心細さとジジに対する不安でなかなか寝つけなかったが、ようやくうとうととし始めた頃。


みしぃ、と板敷きが軋む音が聞こえた。眠っている俺を気遣うような、慎重な足取りだった。
トイレは逆方向だし、父親が様子見に来たのだろうかと思い、毛布から少し顔を上げると、
そこにはぼうっとした様子の、叔父がいた。

話しかけるでもなく、明かりも付けず、ただ黒ずんだ顔でこちらをじっと見ている。
少し猫背にして、怒っても笑ってもいない、魂の抜けたような顔で俺のことを見ていた。
その只ならぬ様子に声も上げられず縮こまった俺はすぐさま布団を被り目をつむった。
意味が分からなかったし凄く怖かった。どれくらい経ったか分からないが、叔父は一時間以上は
そうしていたと思う。やがて気配が去って行っても、俺は布団から出られないまま朝を待った。
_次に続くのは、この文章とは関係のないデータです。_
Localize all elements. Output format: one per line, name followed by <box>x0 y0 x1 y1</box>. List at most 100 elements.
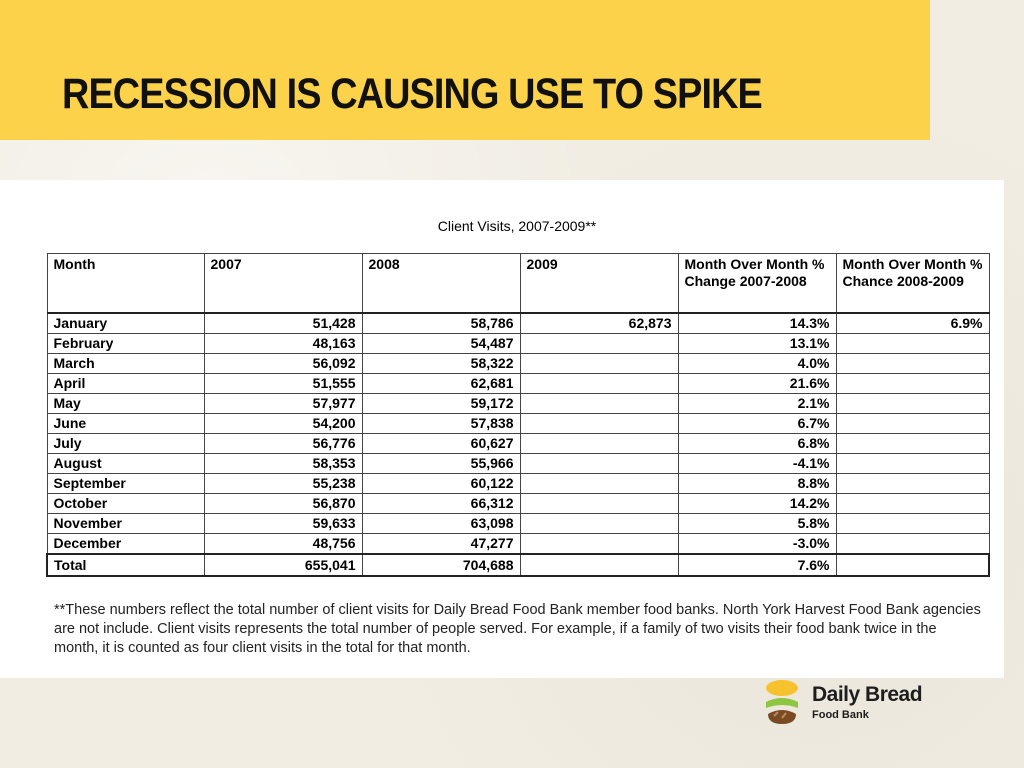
cell-month: October <box>46 493 205 514</box>
client-visits-table: Month 2007 2008 2009 Month Over Month % … <box>46 253 990 577</box>
cell-change-2007-2008: 21.6% <box>677 373 837 394</box>
cell-change-2008-2009 <box>835 453 990 474</box>
table-body: January 51,428 58,786 62,873 14.3% 6.9% Februa… <box>46 312 990 577</box>
cell-value-2008: 59,172 <box>361 393 521 414</box>
cell-value-2008: 704,688 <box>361 553 521 577</box>
cell-change-2008-2009 <box>835 373 990 394</box>
slide-title: RECESSION IS CAUSING USE TO SPIKE <box>62 70 763 118</box>
cell-value-2009: 62,873 <box>519 312 679 334</box>
cell-value-2009 <box>519 393 679 414</box>
cell-value-2009 <box>519 493 679 514</box>
cell-month: April <box>46 373 205 394</box>
table-row: April 51,555 62,681 21.6% <box>46 373 990 394</box>
cell-change-2007-2008: -4.1% <box>677 453 837 474</box>
cell-month: Total <box>46 553 205 577</box>
cell-change-2008-2009 <box>835 353 990 374</box>
cell-change-2007-2008: -3.0% <box>677 533 837 555</box>
cell-value-2009 <box>519 473 679 494</box>
cell-change-2008-2009 <box>835 513 990 534</box>
cell-month: May <box>46 393 205 414</box>
cell-change-2008-2009 <box>835 393 990 414</box>
table-row: June 54,200 57,838 6.7% <box>46 413 990 434</box>
cell-value-2008: 60,627 <box>361 433 521 454</box>
cell-month: November <box>46 513 205 534</box>
cell-value-2008: 57,838 <box>361 413 521 434</box>
cell-value-2007: 58,353 <box>203 453 363 474</box>
cell-value-2008: 66,312 <box>361 493 521 514</box>
cell-value-2009 <box>519 513 679 534</box>
cell-value-2008: 55,966 <box>361 453 521 474</box>
cell-value-2007: 55,238 <box>203 473 363 494</box>
cell-value-2009 <box>519 433 679 454</box>
logo-name: Daily Bread <box>812 683 923 706</box>
cell-month: February <box>46 333 205 354</box>
cell-change-2008-2009 <box>835 433 990 454</box>
cell-change-2007-2008: 13.1% <box>677 333 837 354</box>
header-2007: 2007 <box>203 253 363 314</box>
cell-change-2008-2009 <box>835 473 990 494</box>
cell-change-2007-2008: 7.6% <box>677 553 837 577</box>
cell-change-2008-2009 <box>835 333 990 354</box>
cell-change-2007-2008: 6.8% <box>677 433 837 454</box>
cell-value-2008: 63,098 <box>361 513 521 534</box>
cell-change-2007-2008: 14.3% <box>677 312 837 334</box>
table-row: July 56,776 60,627 6.8% <box>46 433 990 454</box>
header-2009: 2009 <box>519 253 679 314</box>
cell-month: September <box>46 473 205 494</box>
cell-value-2008: 47,277 <box>361 533 521 555</box>
cell-value-2007: 56,776 <box>203 433 363 454</box>
cell-month: December <box>46 533 205 555</box>
table-row: October 56,870 66,312 14.2% <box>46 493 990 514</box>
table-row: May 57,977 59,172 2.1% <box>46 393 990 414</box>
cell-value-2007: 48,163 <box>203 333 363 354</box>
table-row: January 51,428 58,786 62,873 14.3% 6.9% <box>46 312 990 334</box>
cell-value-2009 <box>519 533 679 555</box>
cell-month: July <box>46 433 205 454</box>
cell-month: January <box>46 312 205 334</box>
cell-value-2007: 48,756 <box>203 533 363 555</box>
header-2008: 2008 <box>361 253 521 314</box>
title-banner <box>0 0 930 140</box>
table-row: November 59,633 63,098 5.8% <box>46 513 990 534</box>
cell-value-2008: 54,487 <box>361 333 521 354</box>
cell-change-2007-2008: 6.7% <box>677 413 837 434</box>
cell-value-2009 <box>519 353 679 374</box>
cell-value-2008: 60,122 <box>361 473 521 494</box>
cell-value-2008: 58,786 <box>361 312 521 334</box>
cell-change-2007-2008: 14.2% <box>677 493 837 514</box>
header-month: Month <box>46 253 205 314</box>
cell-change-2007-2008: 5.8% <box>677 513 837 534</box>
cell-change-2008-2009: 6.9% <box>835 312 990 334</box>
cell-value-2008: 62,681 <box>361 373 521 394</box>
cell-change-2008-2009 <box>835 413 990 434</box>
cell-value-2007: 56,092 <box>203 353 363 374</box>
table-row: March 56,092 58,322 4.0% <box>46 353 990 374</box>
cell-value-2007: 57,977 <box>203 393 363 414</box>
daily-bread-logo-icon <box>766 680 798 724</box>
table-row: December 48,756 47,277 -3.0% <box>46 533 990 555</box>
header-row: Month 2007 2008 2009 Month Over Month % … <box>46 253 990 314</box>
cell-value-2009 <box>519 553 679 577</box>
cell-value-2007: 59,633 <box>203 513 363 534</box>
cell-value-2007: 51,555 <box>203 373 363 394</box>
table-row: August 58,353 55,966 -4.1% <box>46 453 990 474</box>
footnote: **These numbers reflect the total number… <box>54 602 981 656</box>
table-title: Client Visits, 2007-2009** <box>437 218 597 234</box>
cell-change-2008-2009 <box>835 533 990 555</box>
cell-month: March <box>46 353 205 374</box>
table-row: September 55,238 60,122 8.8% <box>46 473 990 494</box>
cell-value-2009 <box>519 373 679 394</box>
header-change-2008-2009: Month Over Month % Chance 2008-2009 <box>835 253 990 314</box>
cell-value-2007: 51,428 <box>203 312 363 334</box>
cell-change-2007-2008: 2.1% <box>677 393 837 414</box>
total-row: Total 655,041 704,688 7.6% <box>46 553 990 577</box>
cell-change-2008-2009 <box>835 493 990 514</box>
cell-month: June <box>46 413 205 434</box>
table-row: February 48,163 54,487 13.1% <box>46 333 990 354</box>
cell-change-2007-2008: 4.0% <box>677 353 837 374</box>
logo-subtitle: Food Bank <box>812 709 869 721</box>
cell-value-2009 <box>519 453 679 474</box>
cell-value-2007: 54,200 <box>203 413 363 434</box>
cell-value-2009 <box>519 413 679 434</box>
cell-value-2009 <box>519 333 679 354</box>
叔母が起き出して俺を起こしに来てくれたが、父親が来るまでは絶対に起きない!と言い張り、
呼ばれてやってきた父親から家の鍵をその場で貰うと、先に家に帰ると言って飛び出した。
玄関向かって廊下を走っていく途中、食堂の中で叔父が食事をしているのが目に入った。
なんだか細長いパンを食べていたが、真ん中に入った切れ目からは蛆のような白いモノが
一杯詰まり、うごめいているように見えて、俺は一目散に家へ帰った。